Reputation: 1708
In Rails, I have a date saved in an instance variable. I need to grab the beginning of the decade before it. If @date.year= 1968
then I need to return 1960
. How would I do that?
Upvotes: 1
Views: 755
Reputation: 6123
You can do this several ways. As suggested, you can always use integer division which divides the number and truncates the remainder. So 1968/10
returns 196
and if you multiply it by 10
, it will give you 1960
. Or simply,
@date.year = @date.year/10 * 10
@date.year
=> 1960
I prefer the method of using modular arithmetic. If you do @date.year % 10
it will return the remainder if you divide by 10
which you can then subtract from the year like so:
@date.year = @date.year - (@date.year % 10)
@date.year
=> 1960
The reason I prefer the latter is because integer division truncating the remainder may not be some thing that is obvious to everyone looking at your code. However, modular arithmetic works generally the same in all programming languages.
Keep in mind if you're trying to change the date, you need to use the appropriate method.

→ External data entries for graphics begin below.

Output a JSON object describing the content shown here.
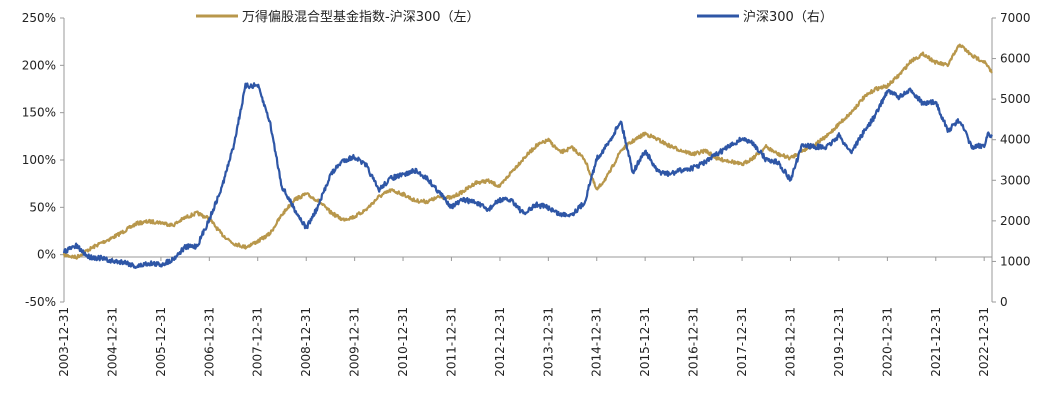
{
  "chart_data": {
    "type": "line",
    "legend": [
      {
        "name": "万得偏股混合型基金指数-沪深300（左）",
        "color": "#B8974B",
        "axis": "left"
      },
      {
        "name": "沪深300（右）",
        "color": "#2E56A6",
        "axis": "right"
      }
    ],
    "x_ticks": [
      "2003-12-31",
      "2004-12-31",
      "2005-12-31",
      "2006-12-31",
      "2007-12-31",
      "2008-12-31",
      "2009-12-31",
      "2010-12-31",
      "2011-12-31",
      "2012-12-31",
      "2013-12-31",
      "2014-12-31",
      "2015-12-31",
      "2016-12-31",
      "2017-12-31",
      "2018-12-31",
      "2019-12-31",
      "2020-12-31",
      "2021-12-31",
      "2022-12-31"
    ],
    "y_left": {
      "ticks": [
        "-50%",
        "0%",
        "50%",
        "100%",
        "150%",
        "200%",
        "250%"
      ],
      "range": [
        -50,
        250
      ],
      "unit": "%"
    },
    "y_right": {
      "ticks": [
        "0",
        "1000",
        "2000",
        "3000",
        "4000",
        "5000",
        "6000",
        "7000"
      ],
      "range": [
        0,
        7000
      ]
    },
    "grid": false,
    "series": [
      {
        "name": "万得偏股混合型基金指数-沪深300（左）",
        "axis": "left",
        "points": [
          [
            "2003-12-31",
            0
          ],
          [
            "2004-03-31",
            -3
          ],
          [
            "2004-06-30",
            5
          ],
          [
            "2004-09-30",
            12
          ],
          [
            "2004-12-31",
            18
          ],
          [
            "2005-03-31",
            25
          ],
          [
            "2005-06-30",
            33
          ],
          [
            "2005-09-30",
            35
          ],
          [
            "2005-12-31",
            34
          ],
          [
            "2006-03-31",
            31
          ],
          [
            "2006-06-30",
            39
          ],
          [
            "2006-09-30",
            44
          ],
          [
            "2006-12-31",
            38
          ],
          [
            "2007-03-31",
            22
          ],
          [
            "2007-06-30",
            12
          ],
          [
            "2007-09-30",
            8
          ],
          [
            "2007-12-31",
            14
          ],
          [
            "2008-03-31",
            22
          ],
          [
            "2008-06-30",
            42
          ],
          [
            "2008-09-30",
            58
          ],
          [
            "2008-12-31",
            64
          ],
          [
            "2009-03-31",
            57
          ],
          [
            "2009-06-30",
            45
          ],
          [
            "2009-09-30",
            37
          ],
          [
            "2009-12-31",
            40
          ],
          [
            "2010-03-31",
            48
          ],
          [
            "2010-06-30",
            61
          ],
          [
            "2010-09-30",
            68
          ],
          [
            "2010-12-31",
            64
          ],
          [
            "2011-03-31",
            57
          ],
          [
            "2011-06-30",
            56
          ],
          [
            "2011-09-30",
            61
          ],
          [
            "2011-12-31",
            60
          ],
          [
            "2012-03-31",
            67
          ],
          [
            "2012-06-30",
            76
          ],
          [
            "2012-09-30",
            78
          ],
          [
            "2012-12-31",
            72
          ],
          [
            "2013-03-31",
            88
          ],
          [
            "2013-06-30",
            102
          ],
          [
            "2013-09-30",
            115
          ],
          [
            "2013-12-31",
            121
          ],
          [
            "2014-03-31",
            108
          ],
          [
            "2014-06-30",
            113
          ],
          [
            "2014-09-30",
            101
          ],
          [
            "2014-12-31",
            68
          ],
          [
            "2015-03-31",
            85
          ],
          [
            "2015-06-30",
            110
          ],
          [
            "2015-09-30",
            120
          ],
          [
            "2015-12-31",
            128
          ],
          [
            "2016-03-31",
            122
          ],
          [
            "2016-06-30",
            115
          ],
          [
            "2016-09-30",
            110
          ],
          [
            "2016-12-31",
            106
          ],
          [
            "2017-03-31",
            110
          ],
          [
            "2017-06-30",
            101
          ],
          [
            "2017-09-30",
            99
          ],
          [
            "2017-12-31",
            95
          ],
          [
            "2018-03-31",
            103
          ],
          [
            "2018-06-30",
            114
          ],
          [
            "2018-09-30",
            106
          ],
          [
            "2018-12-31",
            102
          ],
          [
            "2019-03-31",
            110
          ],
          [
            "2019-06-30",
            116
          ],
          [
            "2019-09-30",
            125
          ],
          [
            "2019-12-31",
            138
          ],
          [
            "2020-03-31",
            150
          ],
          [
            "2020-06-30",
            165
          ],
          [
            "2020-09-30",
            175
          ],
          [
            "2020-12-31",
            178
          ],
          [
            "2021-03-31",
            190
          ],
          [
            "2021-06-30",
            205
          ],
          [
            "2021-09-30",
            212
          ],
          [
            "2021-12-31",
            203
          ],
          [
            "2022-03-31",
            200
          ],
          [
            "2022-06-30",
            222
          ],
          [
            "2022-09-30",
            210
          ],
          [
            "2022-12-31",
            204
          ],
          [
            "2023-02-28",
            192
          ]
        ]
      },
      {
        "name": "沪深300（右）",
        "axis": "right",
        "points": [
          [
            "2003-12-31",
            1250
          ],
          [
            "2004-03-31",
            1380
          ],
          [
            "2004-06-30",
            1120
          ],
          [
            "2004-09-30",
            1080
          ],
          [
            "2004-12-31",
            1000
          ],
          [
            "2005-03-31",
            990
          ],
          [
            "2005-06-30",
            870
          ],
          [
            "2005-09-30",
            960
          ],
          [
            "2005-12-31",
            920
          ],
          [
            "2006-03-31",
            1050
          ],
          [
            "2006-06-30",
            1350
          ],
          [
            "2006-09-30",
            1380
          ],
          [
            "2006-12-31",
            2040
          ],
          [
            "2007-03-31",
            2780
          ],
          [
            "2007-06-30",
            3820
          ],
          [
            "2007-09-30",
            5320
          ],
          [
            "2007-12-31",
            5340
          ],
          [
            "2008-03-31",
            4450
          ],
          [
            "2008-06-30",
            2850
          ],
          [
            "2008-09-30",
            2310
          ],
          [
            "2008-12-31",
            1820
          ],
          [
            "2009-03-31",
            2350
          ],
          [
            "2009-06-30",
            3130
          ],
          [
            "2009-09-30",
            3480
          ],
          [
            "2009-12-31",
            3580
          ],
          [
            "2010-03-31",
            3350
          ],
          [
            "2010-06-30",
            2760
          ],
          [
            "2010-09-30",
            3050
          ],
          [
            "2010-12-31",
            3130
          ],
          [
            "2011-03-31",
            3240
          ],
          [
            "2011-06-30",
            3050
          ],
          [
            "2011-09-30",
            2700
          ],
          [
            "2011-12-31",
            2350
          ],
          [
            "2012-03-31",
            2520
          ],
          [
            "2012-06-30",
            2460
          ],
          [
            "2012-09-30",
            2270
          ],
          [
            "2012-12-31",
            2520
          ],
          [
            "2013-03-31",
            2510
          ],
          [
            "2013-06-30",
            2160
          ],
          [
            "2013-09-30",
            2400
          ],
          [
            "2013-12-31",
            2330
          ],
          [
            "2014-03-31",
            2150
          ],
          [
            "2014-06-30",
            2170
          ],
          [
            "2014-09-30",
            2450
          ],
          [
            "2014-12-31",
            3530
          ],
          [
            "2015-03-31",
            3920
          ],
          [
            "2015-06-30",
            4470
          ],
          [
            "2015-09-30",
            3200
          ],
          [
            "2015-12-31",
            3730
          ],
          [
            "2016-03-31",
            3220
          ],
          [
            "2016-06-30",
            3150
          ],
          [
            "2016-09-30",
            3250
          ],
          [
            "2016-12-31",
            3310
          ],
          [
            "2017-03-31",
            3450
          ],
          [
            "2017-06-30",
            3660
          ],
          [
            "2017-09-30",
            3840
          ],
          [
            "2017-12-31",
            4030
          ],
          [
            "2018-03-31",
            3890
          ],
          [
            "2018-06-30",
            3510
          ],
          [
            "2018-09-30",
            3440
          ],
          [
            "2018-12-31",
            3010
          ],
          [
            "2019-03-31",
            3870
          ],
          [
            "2019-06-30",
            3830
          ],
          [
            "2019-09-30",
            3810
          ],
          [
            "2019-12-31",
            4100
          ],
          [
            "2020-03-31",
            3690
          ],
          [
            "2020-06-30",
            4160
          ],
          [
            "2020-09-30",
            4590
          ],
          [
            "2020-12-31",
            5210
          ],
          [
            "2021-03-31",
            5050
          ],
          [
            "2021-06-30",
            5220
          ],
          [
            "2021-09-30",
            4870
          ],
          [
            "2021-12-31",
            4940
          ],
          [
            "2022-03-31",
            4220
          ],
          [
            "2022-06-30",
            4490
          ],
          [
            "2022-09-30",
            3800
          ],
          [
            "2022-12-31",
            3870
          ],
          [
            "2023-01-31",
            4160
          ],
          [
            "2023-02-28",
            4080
          ]
        ]
      }
    ]
  }
}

@date.change(:year => 1960)
Upvotes: 7
Reputation: 2618
Do an integer division by 10, and then multiply by 10.
1.9.3-p286 :001 > 1855/10
=> 185
1.9.3-p286 :002 > 185 * 10
=> 1850
The reason why this works (in Ruby, and in C/C++, Python, and possibly many other languages), is that integer division will always truncate the remainder. This will not be the case if you are dividing by a floating point however.